Late on election night, I received an email from a Planned Parenthood staff person, Njeri Wahome, in Nairobi, Kenya. Njeri wrote to me to verify what she was seeing on television -- that Senator Obama had won. "Can it be true? We are over the moon ... at the making of history." For a woman who has dedicated her life to improving the health of women and children in her home country, Njeri knew that a change in U.S. administration could have a dramatic impact on women in Kenya. For the past eight years, the Bush administration has enforced a global gag rule, an executive order that prevented thousands of health care entities around the world from providing women with birth control. In some parts of Africa, women have a one-in-10 risk of dying in childbirth. And as Nicholas Kristof wrote in the New York Times in October, the result of the so-called "pro-life" policy has likely been tens of thousands of additional and avoidable abortions each year. In addition to implementing the gag rule, each year the Bush administration has denied funding to UNFPA, the United Nations Population Fund, at the behest of the far right -- money that would have paid for the provision of critical reproductive care.
Today, the incoming administration will generate another celebration by women all around the world when President-elect Obama names Hillary Clinton as our next secretary of state. The selection of Senator Clinton represents an important first step down a new path for American foreign policy -- an enormous shift represented by the selection of a champion of women's health and rights to be in charge of America foreign policy.
As first lady and as a U.S. senator, Hillary Clinton visited more than 80 nations, but for a majority of the world's population, her unique quality may be her gender. Senator Clinton understands that improving the status of women is not simply a moral imperative; it is necessary to building democracies around the globe. Improving the status of women is key to creating stable families, stable communities, and stable countries. Women's ability to control the size of their families, regardless of economics, nationality, or culture, has a direct impact on their economic well-being and that of their children.
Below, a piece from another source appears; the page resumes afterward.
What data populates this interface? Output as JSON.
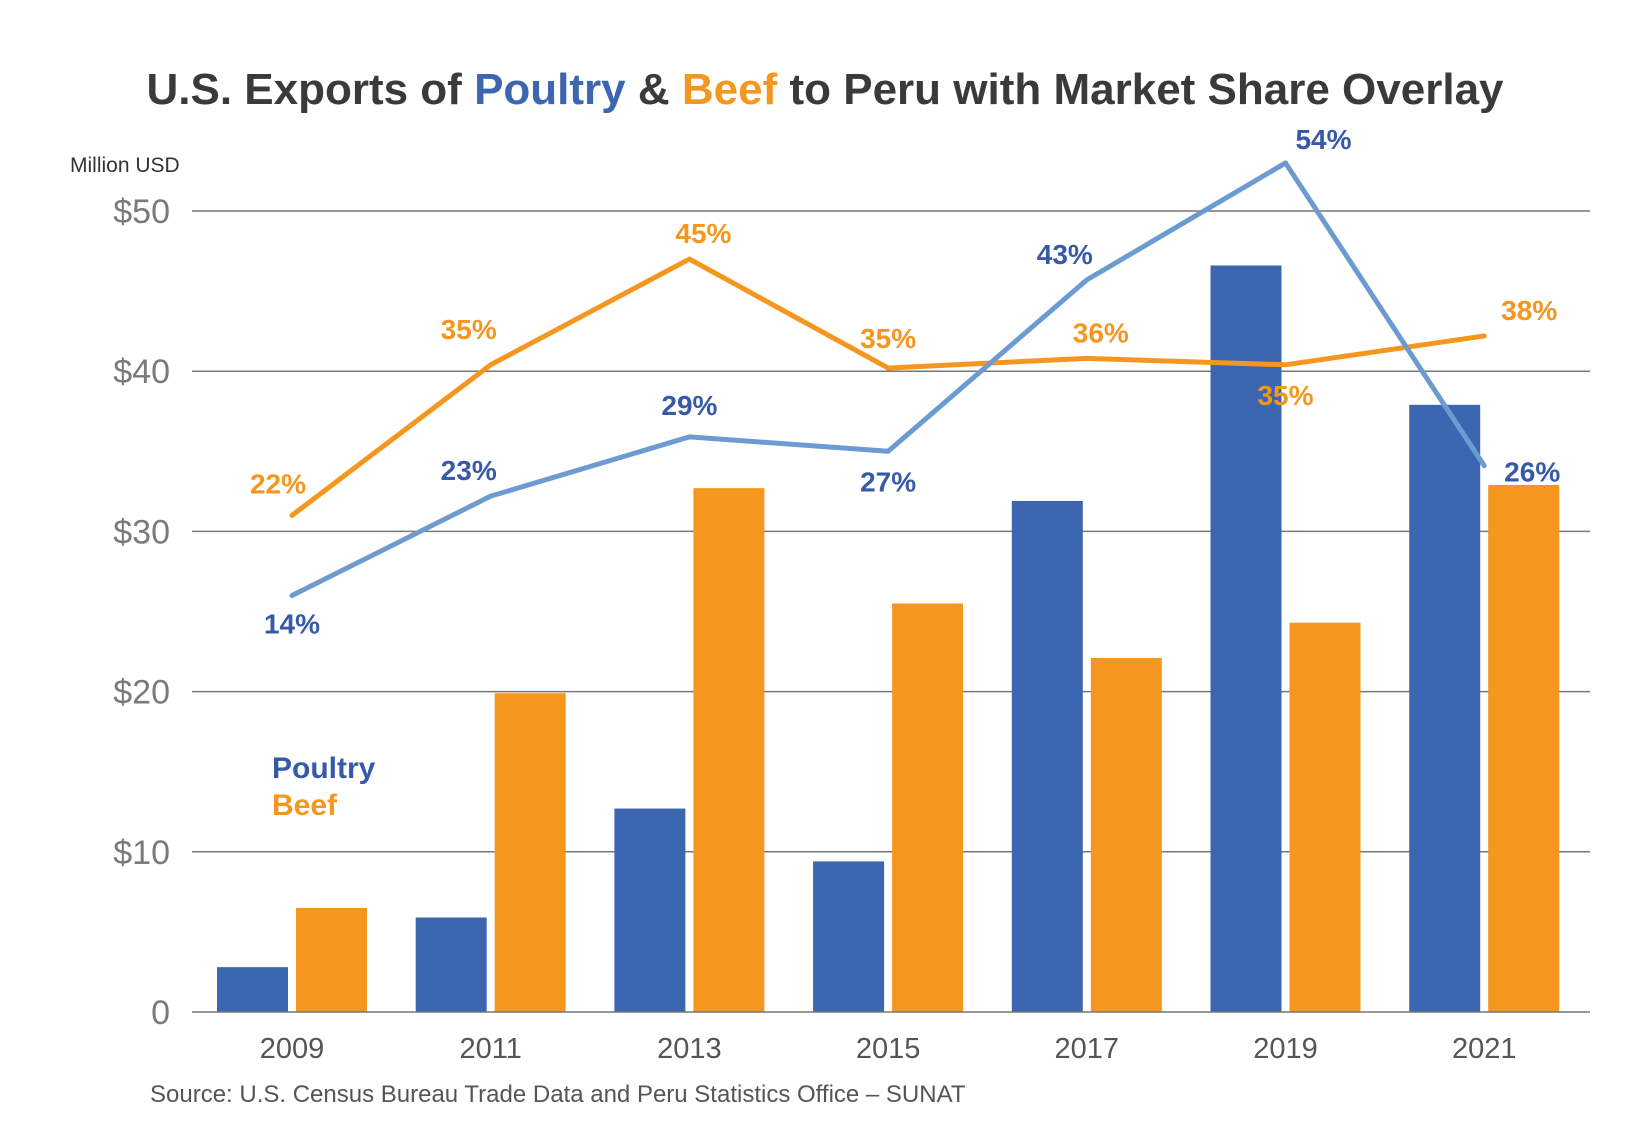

Senator Clinton understands that women's quality of life directly affects the major issues confronting the globe: national security, environmental sustainability, and global poverty.
In a speech that, by the standards of the Bush administration, sounds positively radical, Clinton addressed the Cairo Plus Five Forum at the Hague in 1999, saying, "Women's reproductive health and empowerment are critical to a nation's sustainability and growth ... we now know that no nation can hope to succeed in the global economy of the 21st century if half of its people lack the opportunity and the right to make the most of their God-given potential. No nation can move forward when its women and children are trapped in endless cycles of poverty; when they have inadequate health care, poor access to family planning, limited education."
What a new day it will be when we can quit fighting with our government over the need to bring health care, education, and equality to women in every country -- including our own. Let's hope for a swift confirmation for our new secretary of state and celebrate her taking on this enormously important assignment. To Njeri and the thousands of women like her who see the impact of U.S. policy every day -- it is the true beginning of the 21st century.